Let us then examine whether we put forth this holy violence for Heaven? What is an empty profession without this? Like a lamp without oil. Let us all ask ourselves, what violence do we use for Heaven?
1. Do we strive with our hearts to get them into an holy frame? How did David awaken all the powers of his soul to serve God, (Psalm 57:8) ‘I myself will awake early.’ The heart is like a bell that is a long while rising.
2. Do we set time apart to call ourselves to account, and to try our evidences for Heaven? (Psalm 77:6) ‘My spirit made diligent search.’ Do we take our hearts as a watch all in pieces, to see what is amiss and to mend it? Are we curiously inquisitive into the state of our souls? Are we afraid of artificial grace, as of artificial happiness?
3. Do we use violence in prayer? Is there fire in our sacrifice? Doth the wind of the Spirit, filling our sails, cause ‘groans unutterable?’ (Rom. 8:25) Do we pray in the morning as if we were to die at night?
4. Do we thirst for the living God? Are our souls big with holy desires? (Psalm 73:25) ‘There is none upon earth that I desire beside thee.’ Do were desire holiness as well as Heaven? Do we desire as much to look like Christ, as to live with Christ? Is our desire constant? Is this spiritual pulse ever beating?
5. Are we skilled in self-denial? Can we deny our ease, our aims, our interest? Can we cross our own will to fulfill God’s? Can we behead our beloved sin? To pluck out the right eye requires violence.
6. Are we lovers of God? It is not how much we do, but how much we love. Does love command the castle of our hearts? Does Christ’s beauty and sweetness constrain us? (2 Cor. 5:14) Do we love God more than we fear hell?
7. Do we keep our spiritual watch? Do we set spies in every place, watching our thoughts, our eyes, our tongues? When we have prayed against sin, do we watch against temptation? The Jews, having sealed the stone of Christ’s sepulcher, ‘set a watch,’ (Matt. 27:66 ) After we have been at the word, or sacrament, (that sealing ordinance) do we set a watch?
8. Do we press after further degrees of sanctity? (Phil3:13) ‘Reaching forth unto those things which are before.’ A good Christian is a wonder; he is the most contented yet the least satisfied: he is contented with a little of the world, but not satisfied with a little grace; he would have still more faith and be anointed with fresh oil. Paul desired to ‘attain unto the resurrection of the dead,’ (Phil. 3:11) that is, he endeavored (if possible) to arrive at such a measure of grace as the saints shall have at the resurrection.
9. Is there an holy emulation in us? Do we labor to out-shine others in religion? — To be more eminent for love and good works? Do we something which is singular? (Matt. 5:47) ‘What do ye more than others?’
10. Are we got above the world? Though we walk on earth, do we trade in Heaven? Can we say as David? (Psalm 139:18) ‘I am still with thee.’ This requires violence; for motions upward are usually violent.

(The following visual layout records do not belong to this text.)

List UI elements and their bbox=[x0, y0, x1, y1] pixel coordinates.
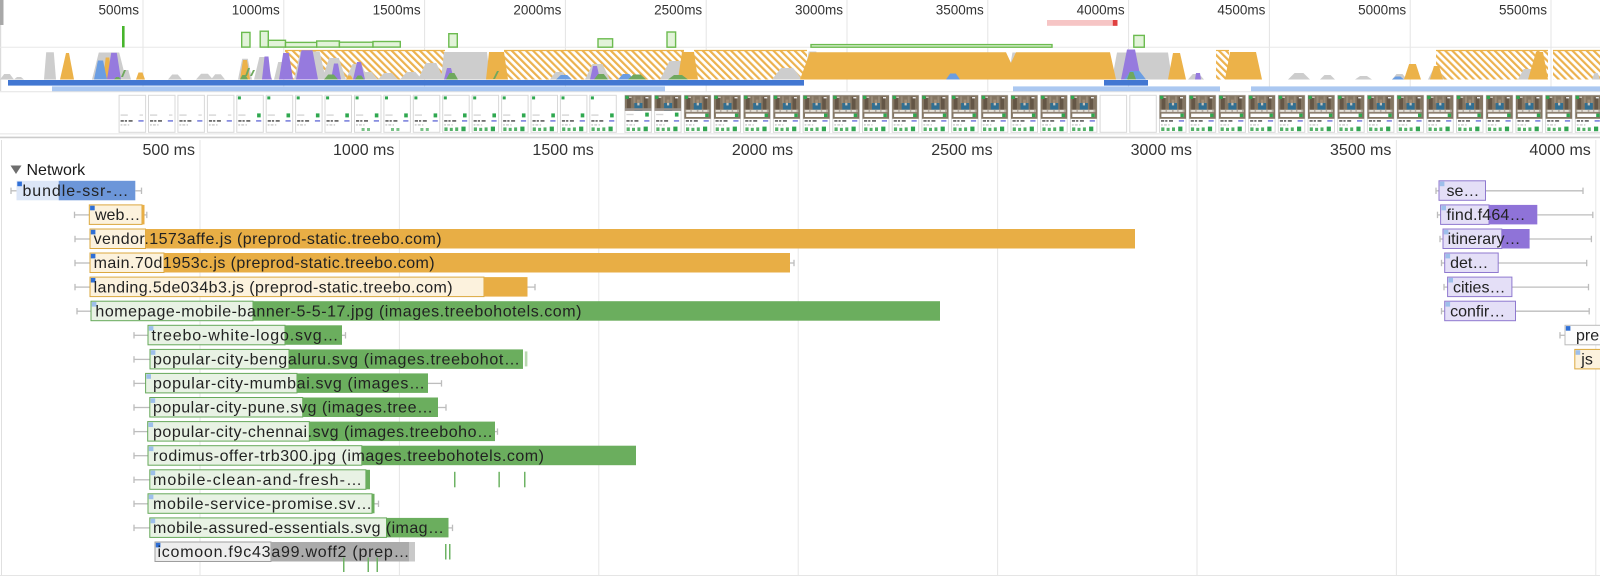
svg-text:find.f464…: find.f464… bbox=[1447, 207, 1526, 224]
svg-text:3500 ms: 3500 ms bbox=[1330, 142, 1391, 159]
svg-text:web…: web… bbox=[94, 207, 140, 224]
svg-text:treebo-white-logo.svg…: treebo-white-logo.svg… bbox=[152, 328, 339, 345]
svg-text:1500ms: 1500ms bbox=[373, 3, 421, 18]
svg-text:3500ms: 3500ms bbox=[936, 3, 984, 18]
svg-text:Network: Network bbox=[27, 162, 87, 179]
svg-text:1000 ms: 1000 ms bbox=[333, 142, 394, 159]
svg-text:rodimus-offer-trb300.jpg (imag: rodimus-offer-trb300.jpg (images.treeboh… bbox=[153, 448, 544, 465]
svg-text:js: js bbox=[1580, 352, 1593, 369]
svg-text:itinerary…: itinerary… bbox=[1448, 231, 1521, 248]
svg-text:1500 ms: 1500 ms bbox=[532, 142, 593, 159]
svg-text:4500ms: 4500ms bbox=[1217, 3, 1265, 18]
svg-text:mobile-assured-essentials.svg: mobile-assured-essentials.svg (imag… bbox=[153, 520, 444, 537]
svg-text:2000 ms: 2000 ms bbox=[732, 142, 793, 159]
svg-text:homepage-mobile-banner-5-5-17.: homepage-mobile-banner-5-5-17.jpg (image… bbox=[95, 303, 581, 320]
svg-text:se…: se… bbox=[1447, 183, 1480, 200]
svg-text:5500ms: 5500ms bbox=[1499, 3, 1547, 18]
svg-text:2000ms: 2000ms bbox=[513, 3, 561, 18]
svg-text:500 ms: 500 ms bbox=[143, 142, 195, 159]
svg-text:popular-city-bengaluru.svg (im: popular-city-bengaluru.svg (images.treeb… bbox=[153, 352, 520, 369]
svg-text:popular-city-pune.svg (images.: popular-city-pune.svg (images.tree… bbox=[153, 400, 433, 417]
svg-text:5000ms: 5000ms bbox=[1358, 3, 1406, 18]
svg-text:cities…: cities… bbox=[1453, 279, 1505, 296]
svg-text:1000ms: 1000ms bbox=[232, 3, 280, 18]
svg-text:confir…: confir… bbox=[1450, 303, 1505, 320]
svg-text:pre.: pre. bbox=[1576, 328, 1600, 345]
svg-text:vendor.1573affe.js (preprod-st: vendor.1573affe.js (preprod-static.treeb… bbox=[94, 231, 442, 248]
svg-text:mobile-service-promise.sv…: mobile-service-promise.sv… bbox=[153, 496, 372, 513]
svg-text:2500ms: 2500ms bbox=[654, 3, 702, 18]
svg-text:4000 ms: 4000 ms bbox=[1529, 142, 1590, 159]
svg-text:det…: det… bbox=[1450, 255, 1488, 272]
svg-text:3000 ms: 3000 ms bbox=[1131, 142, 1192, 159]
svg-text:2500 ms: 2500 ms bbox=[931, 142, 992, 159]
svg-text:500ms: 500ms bbox=[98, 3, 139, 18]
svg-text:3000ms: 3000ms bbox=[795, 3, 843, 18]
svg-text:popular-city-mumbai.svg (image: popular-city-mumbai.svg (images… bbox=[153, 376, 425, 393]
svg-text:mobile-clean-and-fresh-…: mobile-clean-and-fresh-… bbox=[153, 472, 362, 489]
svg-text:main.70d1953c.js (preprod-stat: main.70d1953c.js (preprod-static.treebo.… bbox=[94, 255, 435, 272]
svg-text:bundle-ssr-…: bundle-ssr-… bbox=[23, 183, 129, 200]
svg-text:landing.5de034b3.js (preprod-s: landing.5de034b3.js (preprod-static.tree… bbox=[94, 279, 453, 296]
svg-text:icomoon.f9c43a99.woff2 (prep…: icomoon.f9c43a99.woff2 (prep… bbox=[158, 544, 410, 561]
svg-text:popular-city-chennai.svg (imag: popular-city-chennai.svg (images.treeboh… bbox=[153, 424, 493, 441]
svg-text:4000ms: 4000ms bbox=[1077, 3, 1125, 18]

11. Do we set ourselves always under God’s eye? (Psalm 16:8) ‘I have set the Lord always before me.’ Do we live soberly and godly, remembering that whatever we are doing our Judge looks on?
If it be thus with us, we are happy persons. This is the holy violence the text speaks of, and is the right way of taking the kingdom of God. And surely never did Noah so willingly put forth his hand to receive the dove into the ark, as Jesus Christ will put forth is hand to receive us into Heaven.
I am not doing much of this, but my desire is to and my aim is to learn and to train myself into seeing through this lens! we can be so passive and when we’re not passive we can be crazy for the sake of it but really not achieving anything lol… oh to balance in the middle!